This week I’ve entered a four card blind Magic tournament, which is an interesting spin on an existing game that might have some neat design lessons in it. In Magic players usually use 60 card decks, starting with a hand of 7 random cards and drawing one each turn. The game continues until one player has used their cards to defeat the other or someone runs out of cards, at which point they lose. Much of the skill of the game is in deck construction, coming up with a combination of cards that can ensure victory whichever order it is drawn in.
In four card blind, each deck has only four cards and they’re all drawn as the players initial hands. Players don’t lose as a result of running out of cards in their deck. The format is unusual in that your cards are utterly predictable and certain effects change in power level dramatically. Drawing a card is no longer worth anything, as there are no cards to draw and powers based on your discard pile will do nothing unless you’ve specifically prepared the battlefield for it. Returning a card to its controllers hand is often devastating, as the format often leads to combinations that can’t fire more than once, whereas in regular play it’s more of a passing inconvenience that can be overcome by playing the card again next turn.
This card did me proud in the first round, the drawback is significant in a regular game, but negligible in this format. If this was a magic blog I’d get into discussing various strategies and neat tricks people have used in the format, but we’re here to discuss game design so as is customary I’ll get to the point halfway through the blog 😉
The act of deckbuilding for this format is quick and rewarding. It doesn’t take that long to find four cards that will work well together (especially with helpful sites like this), but it feels good to identify options that are particularly good in the format and leverage them to the best effect. It’s also nice to see the things that your opponents put together and admire some of the sweetest tricks they’ve pulled.

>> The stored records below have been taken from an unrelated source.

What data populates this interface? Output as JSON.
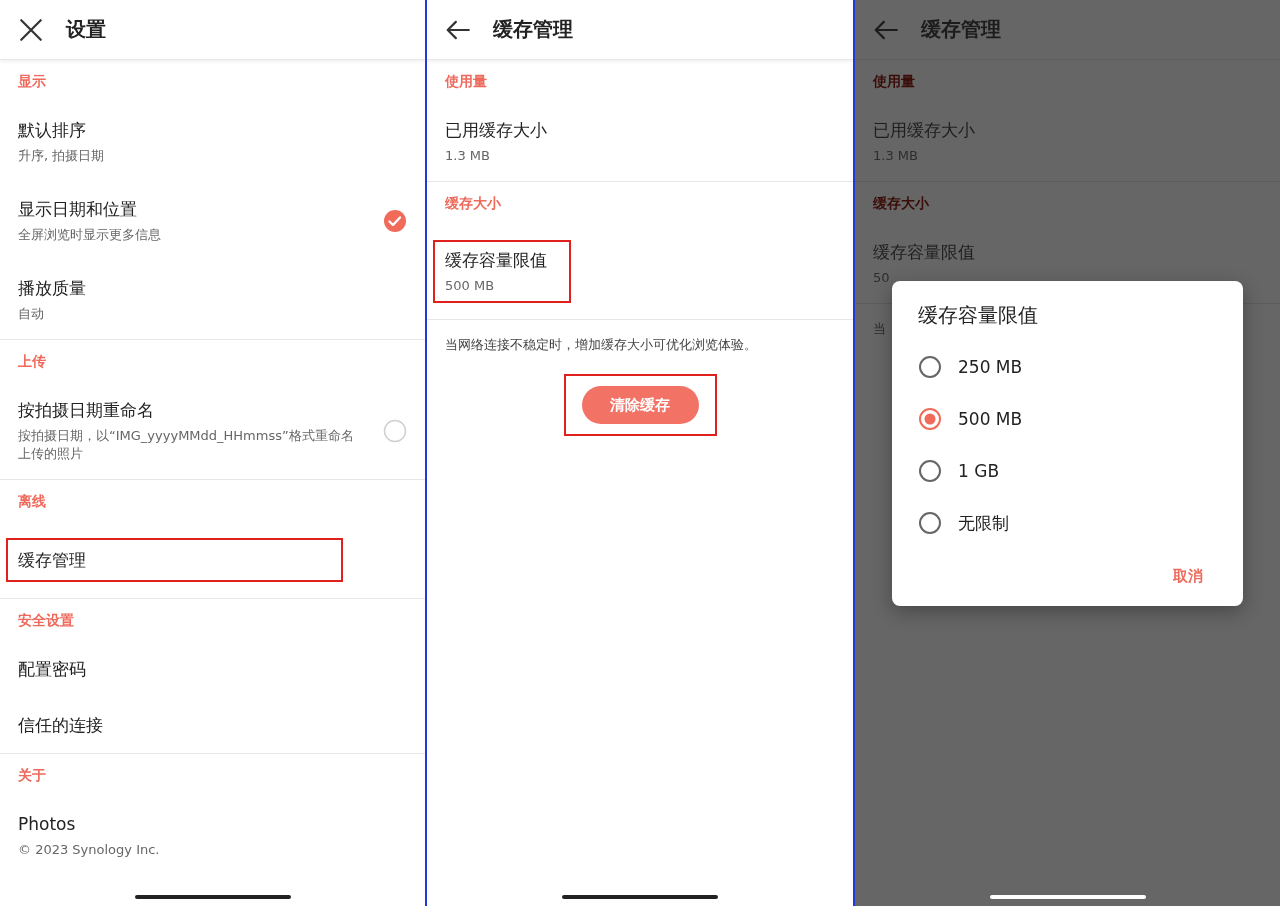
{
  "settings_screen": {
    "title": "设置",
    "sections": [
      {
        "title": "显示",
        "items": [
          {
            "title": "默认排序",
            "subtitle": "升序, 拍摄日期"
          },
          {
            "title": "显示日期和位置",
            "subtitle": "全屏浏览时显示更多信息",
            "checked": true
          },
          {
            "title": "播放质量",
            "subtitle": "自动"
          }
        ]
      },
      {
        "title": "上传",
        "items": [
          {
            "title": "按拍摄日期重命名",
            "subtitle": "按拍摄日期，以“IMG_yyyyMMdd_HHmmss”格式重命名上传的照片",
            "checked": false
          }
        ]
      },
      {
        "title": "离线",
        "items": [
          {
            "title": "缓存管理",
            "highlighted": true
          }
        ]
      },
      {
        "title": "安全设置",
        "items": [
          {
            "title": "配置密码"
          },
          {
            "title": "信任的连接"
          }
        ]
      },
      {
        "title": "关于",
        "items": [
          {
            "title": "Photos",
            "subtitle": "© 2023 Synology Inc."
          }
        ]
      }
    ]
  },
  "cache_screen": {
    "title": "缓存管理",
    "sections": [
      {
        "title": "使用量",
        "items": [
          {
            "title": "已用缓存大小",
            "subtitle": "1.3 MB"
          }
        ]
      },
      {
        "title": "缓存大小",
        "items": [
          {
            "title": "缓存容量限值",
            "subtitle": "500 MB",
            "highlighted": true
          }
        ]
      }
    ],
    "note": "当网络连接不稳定时，增加缓存大小可优化浏览体验。",
    "button": {
      "label": "清除缓存",
      "highlighted": true
    }
  },
  "dialog_screen": {
    "title": "缓存管理",
    "sections": [
      {
        "title": "使用量",
        "items": [
          {
            "title": "已用缓存大小",
            "subtitle": "1.3 MB"
          }
        ]
      },
      {
        "title": "缓存大小",
        "items": [
          {
            "title": "缓存容量限值",
            "subtitle": "50"
          }
        ]
      }
    ],
    "note": "当",
    "dialog": {
      "title": "缓存容量限值",
      "options": [
        {
          "label": "250 MB",
          "selected": false
        },
        {
          "label": "500 MB",
          "selected": true
        },
        {
          "label": "1 GB",
          "selected": false
        },
        {
          "label": "无限制",
          "selected": false
        }
      ],
      "cancel": "取消"
    }
  }
}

Round times are short, match ups are interesting and the game is rewarding, it seems worth thinking about ways to wrap an experience like this into a more self contained game. I think that it would be a mistake to try to make a direct copy, a game could come with a book of 11,000 powers and challenge players to seek out ones that achieve their goals – each one would fit on a line so the book needn’t be larger than the average paperback – even if powers were permanently banned (not just in that game) it would be a very long time before the game was past its usefulness.
However I don’t think you’d get the same sense of satisfaction out of such a game. Four card blind works because the players are already familiar with Magic from other forms of play in a way that adds to the experience. It’s nice to find a use for that card that you were sure should be able to do something cool but that was too situational. Or to pull off that combo that you’d never put into a deck because the odds of pulling the cards together is slim and they’re took weak individually. Or just to use that thing that you remembered and everyone else forgot because something in it spoke to you when you first saw it.
To make it work as a self-contained game it needs to hit the same notes, but without requiring all of the baggage. Ultimately you’d be looking to make something that challenged players to find good combinations, but from a corpus that wasn’t so large as to be unapproachable to the uninitiated. The building needs to be the meat of the challenge, the resolution needs to be quick and interesting.
I think that the trick would be in managing the set of powers that players are choosing from. It’d need to be small enough to be comprehensible, but you want that feeling of seeking and finding combinations and working around restrictions. Perhaps if the powers used in a round restricted what could be selected in the next round and it was possible to save some of the powers you didn’t select for next round there could be room for building a round to round metastrategy. I’m not sure if you could hit the same buttons as four card blind, but it’d be interesting to try sometime.